Moi je parlais peu, j’écoutais, je touchais, j’acquiesçais. Quand le corps est pris, la tête ne peut que dodeliner. Au début, j’habitais le creux du minuscule, un espace entre son oreille et le bas de sa nuque. Cela me laissait juste la place de demander quand et où, pourquoi et avec qui. Il répondait avec précision, cherchait sans relâche le détail qui expliquerait mieux, m’aiderait à imaginer. Il me faisait boire beaucoup, pour que les souvenirs tapent contre mes tempes lors des matins âpres. Je partais à la fac avec ses images, je souriais à mes copines, je commentais les fêtes et les flirts, j’avais envie de vomir, encore et encore, parce que je voyais Joaquim au lit avec deux filles, des cendres partout sur la moquette bleue.

Mes parents m’avaient laissée partir à Paris pour faire mon master, « tourisme et environnement », ça s’appelait, et ça n’existait pas à Lyon, il fallait aller voir ailleurs si j’y étais. Comme tout le monde, j’ai mis du temps à trouver un appart’, des restaurants pas chers et une caissière sympa à la supérette. Deux fois par semaine, je racontais au téléphone à mes parents les expos que j’allais voir et les nouveaux amis que je me faisais. Puis le printemps est arrivé, ou bien l’oiseau s’est envolé, je ne sais plus vraiment dans quel ordre. Je me souviens juste que Joaquim fumait des tas de cigarettes dans la cour, que je descendais de l’atelier où j’étais en stage et qu’à force d’être des chats de faïence à 10h30 et 15h30 tous les jours, le temps d’une pause à l’air libre, on a commencé à parler.

Vers le milieu de mon stage, il m’a invitée à prendre un verre. J’y suis allée, c’était flatteur et  nouveau. Nous avons fumé quelques cigarettes avant de rentrer dans le bar, il s’excusait d’avance, il n’avait pas d’argent, je devais l’inviter ou le suivre chez lui, là où il y a toujours beaucoup de vin, du whisky, de la vodka et de la grenadine. Je lui ai dit que ce n’était pas grave, « j’ai de l’argent sur moi, je peux payer pour nous deux, ça fait moderne en plus, une fille qui paie, et puis plus tard peut-être on pourra aller chez toi » (mais là, il est trop tôt, il fait à peine nuit, laisse-moi encore respirer un peu le grand air de Paris). Il a souri, ok, allons-y. Deux verres, un billet posé sur la table, des confidences déjà, des rires aussi, oui, allons-y, allons s’aimer dans Paris.
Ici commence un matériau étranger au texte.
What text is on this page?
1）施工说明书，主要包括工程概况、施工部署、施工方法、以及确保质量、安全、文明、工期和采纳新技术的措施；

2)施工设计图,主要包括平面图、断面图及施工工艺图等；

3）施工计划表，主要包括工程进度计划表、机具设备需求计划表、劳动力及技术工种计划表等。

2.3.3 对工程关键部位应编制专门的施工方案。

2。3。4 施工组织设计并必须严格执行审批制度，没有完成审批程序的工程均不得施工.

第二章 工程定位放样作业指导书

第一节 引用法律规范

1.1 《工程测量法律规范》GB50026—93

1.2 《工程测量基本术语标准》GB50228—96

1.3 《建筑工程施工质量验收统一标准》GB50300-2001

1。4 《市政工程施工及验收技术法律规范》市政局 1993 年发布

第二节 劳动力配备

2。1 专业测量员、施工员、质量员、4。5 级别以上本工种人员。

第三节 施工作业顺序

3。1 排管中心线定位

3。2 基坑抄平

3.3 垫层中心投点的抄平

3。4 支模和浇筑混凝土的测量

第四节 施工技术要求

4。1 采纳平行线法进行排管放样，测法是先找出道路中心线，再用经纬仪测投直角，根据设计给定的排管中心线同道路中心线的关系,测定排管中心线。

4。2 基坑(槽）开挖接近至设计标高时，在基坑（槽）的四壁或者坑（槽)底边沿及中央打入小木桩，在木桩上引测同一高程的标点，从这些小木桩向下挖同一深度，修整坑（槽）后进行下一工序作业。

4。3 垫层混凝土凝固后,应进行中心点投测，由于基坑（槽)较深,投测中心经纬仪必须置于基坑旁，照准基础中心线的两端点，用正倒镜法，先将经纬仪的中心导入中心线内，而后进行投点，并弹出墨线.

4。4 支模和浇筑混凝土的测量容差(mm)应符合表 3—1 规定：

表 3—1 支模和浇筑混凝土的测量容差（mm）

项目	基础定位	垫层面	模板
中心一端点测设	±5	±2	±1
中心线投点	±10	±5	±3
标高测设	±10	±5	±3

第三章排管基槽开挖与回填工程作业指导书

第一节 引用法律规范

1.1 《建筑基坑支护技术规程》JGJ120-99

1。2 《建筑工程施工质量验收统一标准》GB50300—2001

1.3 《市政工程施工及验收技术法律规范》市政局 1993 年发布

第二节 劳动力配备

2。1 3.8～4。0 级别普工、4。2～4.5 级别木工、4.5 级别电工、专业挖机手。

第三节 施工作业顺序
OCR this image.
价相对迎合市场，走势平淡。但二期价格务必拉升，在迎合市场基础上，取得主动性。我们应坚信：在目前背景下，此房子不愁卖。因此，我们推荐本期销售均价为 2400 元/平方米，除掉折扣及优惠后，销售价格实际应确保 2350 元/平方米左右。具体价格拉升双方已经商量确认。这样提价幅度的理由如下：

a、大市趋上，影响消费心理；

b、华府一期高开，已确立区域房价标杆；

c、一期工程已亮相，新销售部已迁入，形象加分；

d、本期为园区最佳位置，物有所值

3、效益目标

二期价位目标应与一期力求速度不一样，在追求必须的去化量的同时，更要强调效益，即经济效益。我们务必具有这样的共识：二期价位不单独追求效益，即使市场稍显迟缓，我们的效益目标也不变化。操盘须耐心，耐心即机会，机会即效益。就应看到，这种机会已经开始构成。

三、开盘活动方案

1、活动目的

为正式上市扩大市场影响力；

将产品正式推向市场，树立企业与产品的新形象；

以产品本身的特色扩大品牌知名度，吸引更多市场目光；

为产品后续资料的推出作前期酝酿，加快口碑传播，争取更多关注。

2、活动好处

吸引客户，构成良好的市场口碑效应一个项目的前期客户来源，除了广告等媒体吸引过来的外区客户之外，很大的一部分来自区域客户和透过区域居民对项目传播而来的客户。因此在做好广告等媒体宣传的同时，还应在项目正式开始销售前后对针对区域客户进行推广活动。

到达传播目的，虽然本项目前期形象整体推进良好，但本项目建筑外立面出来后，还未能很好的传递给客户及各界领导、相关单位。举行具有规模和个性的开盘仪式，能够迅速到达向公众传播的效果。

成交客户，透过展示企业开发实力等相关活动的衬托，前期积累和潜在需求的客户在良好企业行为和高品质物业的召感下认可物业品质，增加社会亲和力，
Voilà comment je suis tombée amoureuse pour la première fois dans les rues de la ville-lumière, avec les mains qui tremblent et les pieds qui errent. J’ai passé un peu plus d’un an avec Joaquim, à écouter ses absences, à accepter ses manquements, pour ne pas dire que je les subissais. Nous nous sommes quittés dans un coup d’éclat, mais je ne peux pas en parler maintenant, je crois que l’oiseau du printemps rôde dans le ciel de maintenant. Aujourd’hui, j’ai vingt-six ans, un chat infernal, un poste de chef de projet dans une petite association, deux rates, des petits boutons qui poussent quand il fait trop froid, et des souvenirs d’amours imbéciles. Je me dis qu’avoir relégué Joaquim au rang de souvenir est déjà un bon départ, reste à savoir ce que je saurai faire de la suite.